Predict Probabilities

To predict the probability that $Y_i=1$ for a given $x$-value, use the code

predict( The predict() function allows us to use the regression model that was obtained from glm() to predict the probability that $Y_i = 1$ for a given $X_i$. YourGlmName, YourGlmName is the name of the object you created when you performed your logistic regression using glm(). newdata = The newdata = command allows you to specify the x-values for which you want to obtain predicted probabilities that $Y_i=1$. data.frame(xVariableName = someNumericValue), The xVariableName is the same one you used in your glm(y ~ x, …) statement for “x”. Input any desired value for the “someNumericValue” spot. Then, the predict code uses the logistic regression model equation to calculate a predicted probability that $Y_i = 1$ for the given $x_i$ value that you specify. type = “response”) The type = “response” options specifies that you want predicted probabilities. There are other options available. See ?predict.glm for details.

myglm <- glm(am ~ disp, data = mtcars, family = binomial)
predict(myglm, newdata = data.frame(disp = 200), type = "response")

##         1 
## 0.4280016

Explanation

Simple Logistic Regression is used when

the response variable is binary $(Y_i=0$ or $1)$, and
there is a single explanatory variable $X$ that is typically quantitative but could be qualitative (if $X$ is binary or ordinal).

The Model

Since $Y_i$ is binary (can only be 0 or 1) the model focuses on describing the probability that $Y_i=1$ for a given scenario.

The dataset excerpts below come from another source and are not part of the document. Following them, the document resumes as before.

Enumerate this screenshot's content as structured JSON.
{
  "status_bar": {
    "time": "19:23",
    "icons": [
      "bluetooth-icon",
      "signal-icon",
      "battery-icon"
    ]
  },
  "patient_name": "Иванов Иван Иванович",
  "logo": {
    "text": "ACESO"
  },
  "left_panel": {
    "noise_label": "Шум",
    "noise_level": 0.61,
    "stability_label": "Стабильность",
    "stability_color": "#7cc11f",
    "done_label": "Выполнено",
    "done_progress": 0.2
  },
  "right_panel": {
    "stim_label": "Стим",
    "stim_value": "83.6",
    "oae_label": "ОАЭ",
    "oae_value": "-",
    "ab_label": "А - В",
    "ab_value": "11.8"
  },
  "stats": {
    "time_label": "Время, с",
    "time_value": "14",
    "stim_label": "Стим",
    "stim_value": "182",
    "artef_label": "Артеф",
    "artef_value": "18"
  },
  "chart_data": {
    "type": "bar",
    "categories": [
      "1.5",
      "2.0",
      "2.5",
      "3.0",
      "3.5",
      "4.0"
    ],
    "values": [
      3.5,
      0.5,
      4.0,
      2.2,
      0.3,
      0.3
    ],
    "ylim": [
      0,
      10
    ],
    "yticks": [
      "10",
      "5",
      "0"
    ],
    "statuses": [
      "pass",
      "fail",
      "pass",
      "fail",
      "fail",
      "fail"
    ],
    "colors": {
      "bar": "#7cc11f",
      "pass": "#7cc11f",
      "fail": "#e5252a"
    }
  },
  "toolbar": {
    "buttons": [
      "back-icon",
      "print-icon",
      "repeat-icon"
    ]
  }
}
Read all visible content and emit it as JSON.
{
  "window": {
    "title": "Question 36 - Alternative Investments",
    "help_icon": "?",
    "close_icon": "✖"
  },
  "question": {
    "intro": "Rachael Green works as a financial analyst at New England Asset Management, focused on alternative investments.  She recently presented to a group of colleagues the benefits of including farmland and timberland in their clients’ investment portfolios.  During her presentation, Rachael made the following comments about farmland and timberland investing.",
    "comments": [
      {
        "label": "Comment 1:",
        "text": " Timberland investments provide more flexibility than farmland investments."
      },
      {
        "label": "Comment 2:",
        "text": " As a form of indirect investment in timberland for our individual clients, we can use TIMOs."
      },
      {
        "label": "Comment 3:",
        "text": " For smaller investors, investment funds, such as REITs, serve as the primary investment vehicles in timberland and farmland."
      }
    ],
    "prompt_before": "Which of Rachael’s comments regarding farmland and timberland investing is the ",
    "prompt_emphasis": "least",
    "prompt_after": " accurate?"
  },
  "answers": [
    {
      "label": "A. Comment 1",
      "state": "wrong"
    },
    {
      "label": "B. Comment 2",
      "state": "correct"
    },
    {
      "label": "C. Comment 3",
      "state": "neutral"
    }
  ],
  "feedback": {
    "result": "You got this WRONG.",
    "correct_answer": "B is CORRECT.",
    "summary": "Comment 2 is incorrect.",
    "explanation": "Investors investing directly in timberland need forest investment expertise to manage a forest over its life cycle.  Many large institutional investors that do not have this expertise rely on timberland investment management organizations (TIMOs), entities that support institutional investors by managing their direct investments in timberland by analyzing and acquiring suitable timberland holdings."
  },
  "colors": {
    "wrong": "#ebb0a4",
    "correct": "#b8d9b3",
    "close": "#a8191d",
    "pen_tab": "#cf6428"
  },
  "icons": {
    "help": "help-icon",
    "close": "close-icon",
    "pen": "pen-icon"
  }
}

The probability that $Y_i = 1$ given the observed value of $x_i$ is called $\pi_i$ and is modeled by the equation

\[ P(Y_i = 1|\, x_i) = \frac{e^{\beta_0 + \beta_1 x_i}}{1+e^{\beta_0 + \beta_1 x_i}} = \pi_i \]

The assumption is that for certain values of $X$ the probability that $Y_i=1$ is higher than for other values of $X$.

Interpretation

This model for $\pi_i$ comes from modeling the log of the odds that $Y_i=1$ using a linear regression, i.e., \[ \log\underbrace{\left(\frac{\pi_i}{1-\pi_i}\right)}_{\text{Odds for}\ Y_i=1} = \underbrace{\beta_0 + \beta_1 x_i}_{\text{linear regression}} \] Beginning to solve this equation for $\pi_i$ leads to the intermediate, but important result that \[ \underbrace{\frac{\pi_i}{1-\pi_i}}_{\text{Odds for}\ Y_i=1} = e^{\overbrace{\beta_0 + \beta_1 x_i}^{\text{linear regression}}} = e^{\beta_0}e^{\beta_1 x_i} \] Thus, while the coefficients $\beta_0$ and $\beta_1$ are difficult to interpret directly, $e^{\beta_0}$ and $e^{\beta_1}$ have a valuable interpretation. The value of $e^{\beta_0}$ is interpreted as the odds for $Y_i=1$ when $x_i = 0$. It may not be possible for a given model to have $x_i=0$, in which case $e^{\beta_0}$ has no interpretation. The value of $e^{\beta_1}$ denotes the proportional change in the odds that $Y_i=1$ for every one unit increase in $x_i$.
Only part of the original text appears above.